Ma nel suo periodo in Serie A, il club etneo si distinse svariate volte per vittorie di prestigio. Come quella rimediata, sempre al Cibali, contro il Milan 4-3. Era l’anno del “Clamoroso al Cibali!”. Alla fine del girone di andata, un ottimo Catania fu umiliato dall’Inter 5-0 (dei cinque gol, quattro arrivarono per autorete). L’allora tecnico dei nerazzurri Herrera disse: “Abbiamo vinto contro una squadra di postelegrafonici”. Quelle parole fecero breccia nel cuore dei giocatori rossoazzurri (che, come abbiamo visto prima, si vendicarono amaramente al termine del girone di ritorno), tanto che nella giornata successiva, il Milan fu battuto in Sicilia.

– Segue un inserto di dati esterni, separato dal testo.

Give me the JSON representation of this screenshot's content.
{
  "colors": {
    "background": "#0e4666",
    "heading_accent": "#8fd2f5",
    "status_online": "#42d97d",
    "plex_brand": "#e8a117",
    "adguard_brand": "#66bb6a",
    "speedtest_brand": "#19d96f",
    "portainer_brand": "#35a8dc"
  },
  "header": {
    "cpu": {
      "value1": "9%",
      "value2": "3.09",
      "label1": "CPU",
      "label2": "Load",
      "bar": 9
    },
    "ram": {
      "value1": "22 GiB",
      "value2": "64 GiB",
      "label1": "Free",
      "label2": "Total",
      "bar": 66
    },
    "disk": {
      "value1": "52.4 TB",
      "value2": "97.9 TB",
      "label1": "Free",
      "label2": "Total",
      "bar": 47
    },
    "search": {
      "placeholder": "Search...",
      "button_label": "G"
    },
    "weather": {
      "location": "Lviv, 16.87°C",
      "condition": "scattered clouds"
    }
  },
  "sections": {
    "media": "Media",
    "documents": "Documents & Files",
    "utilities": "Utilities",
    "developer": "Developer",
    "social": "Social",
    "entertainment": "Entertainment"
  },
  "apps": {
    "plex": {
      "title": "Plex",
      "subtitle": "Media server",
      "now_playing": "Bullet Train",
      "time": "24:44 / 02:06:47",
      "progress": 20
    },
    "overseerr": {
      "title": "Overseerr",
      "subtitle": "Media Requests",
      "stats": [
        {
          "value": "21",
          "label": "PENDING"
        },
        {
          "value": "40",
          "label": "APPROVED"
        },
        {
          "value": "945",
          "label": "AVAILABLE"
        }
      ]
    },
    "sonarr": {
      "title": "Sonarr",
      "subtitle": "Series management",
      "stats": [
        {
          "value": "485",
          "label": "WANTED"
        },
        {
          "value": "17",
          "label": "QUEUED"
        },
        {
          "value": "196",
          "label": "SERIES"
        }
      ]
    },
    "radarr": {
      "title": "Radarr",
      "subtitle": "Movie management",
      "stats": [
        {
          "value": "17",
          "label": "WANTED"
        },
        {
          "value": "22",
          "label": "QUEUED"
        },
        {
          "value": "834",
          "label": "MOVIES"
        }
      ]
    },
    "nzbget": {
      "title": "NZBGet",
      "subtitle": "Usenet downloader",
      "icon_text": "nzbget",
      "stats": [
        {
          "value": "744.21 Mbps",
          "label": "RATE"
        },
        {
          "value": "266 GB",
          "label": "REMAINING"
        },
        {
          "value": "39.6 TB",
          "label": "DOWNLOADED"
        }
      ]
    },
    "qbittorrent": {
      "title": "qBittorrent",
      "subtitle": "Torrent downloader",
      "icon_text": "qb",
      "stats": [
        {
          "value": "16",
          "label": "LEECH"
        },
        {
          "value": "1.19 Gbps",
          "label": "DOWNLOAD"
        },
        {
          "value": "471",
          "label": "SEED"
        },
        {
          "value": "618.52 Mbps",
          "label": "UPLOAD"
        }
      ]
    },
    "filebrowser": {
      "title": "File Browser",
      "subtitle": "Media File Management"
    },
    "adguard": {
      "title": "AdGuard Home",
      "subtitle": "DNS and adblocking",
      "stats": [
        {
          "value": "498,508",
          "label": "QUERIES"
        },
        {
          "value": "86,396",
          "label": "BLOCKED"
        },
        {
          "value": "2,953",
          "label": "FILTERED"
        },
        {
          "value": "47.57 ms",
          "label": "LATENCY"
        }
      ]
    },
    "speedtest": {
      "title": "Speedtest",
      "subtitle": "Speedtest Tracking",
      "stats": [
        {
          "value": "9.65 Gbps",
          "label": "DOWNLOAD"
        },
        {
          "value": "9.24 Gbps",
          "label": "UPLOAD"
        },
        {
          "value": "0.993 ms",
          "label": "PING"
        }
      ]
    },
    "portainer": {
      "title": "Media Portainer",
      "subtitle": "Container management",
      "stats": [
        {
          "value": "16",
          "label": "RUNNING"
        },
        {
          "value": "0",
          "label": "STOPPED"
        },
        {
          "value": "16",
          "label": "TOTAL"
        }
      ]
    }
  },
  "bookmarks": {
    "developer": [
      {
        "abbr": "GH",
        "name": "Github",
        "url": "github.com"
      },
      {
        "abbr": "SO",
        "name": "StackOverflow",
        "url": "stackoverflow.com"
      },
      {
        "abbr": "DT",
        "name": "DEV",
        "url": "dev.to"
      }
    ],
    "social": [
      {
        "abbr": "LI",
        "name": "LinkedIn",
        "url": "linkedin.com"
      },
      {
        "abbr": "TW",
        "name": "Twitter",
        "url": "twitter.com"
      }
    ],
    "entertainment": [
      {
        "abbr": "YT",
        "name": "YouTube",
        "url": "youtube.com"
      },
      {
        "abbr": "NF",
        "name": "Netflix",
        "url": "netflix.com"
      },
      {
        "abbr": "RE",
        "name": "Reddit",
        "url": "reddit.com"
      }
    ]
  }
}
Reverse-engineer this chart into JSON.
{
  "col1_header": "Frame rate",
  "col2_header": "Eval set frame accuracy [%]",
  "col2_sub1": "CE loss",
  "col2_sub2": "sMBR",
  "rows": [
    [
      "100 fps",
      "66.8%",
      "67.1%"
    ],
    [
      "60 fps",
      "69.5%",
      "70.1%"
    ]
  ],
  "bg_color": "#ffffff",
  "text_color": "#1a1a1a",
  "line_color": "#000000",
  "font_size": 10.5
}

Nel campionato successivo, gli etnei si tolsero lo sfizio di sconfiggere anche i neo campioni d’Italia della Juventus (2-0). La vittoria contro la Vecchia Signora fu riproposta anche due anni più tardi, a Torino (finì con il risultato di 1-0 per il Catania). Successivamente, nel campionato 1965/1966, la squadra rossoazzurra, nonostante alcune vittorie di sicuro valore come quella ottenuta sull’Inter, allora detentore in carica della Coppa dei Campioni e della Coppa Intercontinentale, concluse la stagione al penultimo posto della classifica, ritornando mestamente a giocare la Serie B.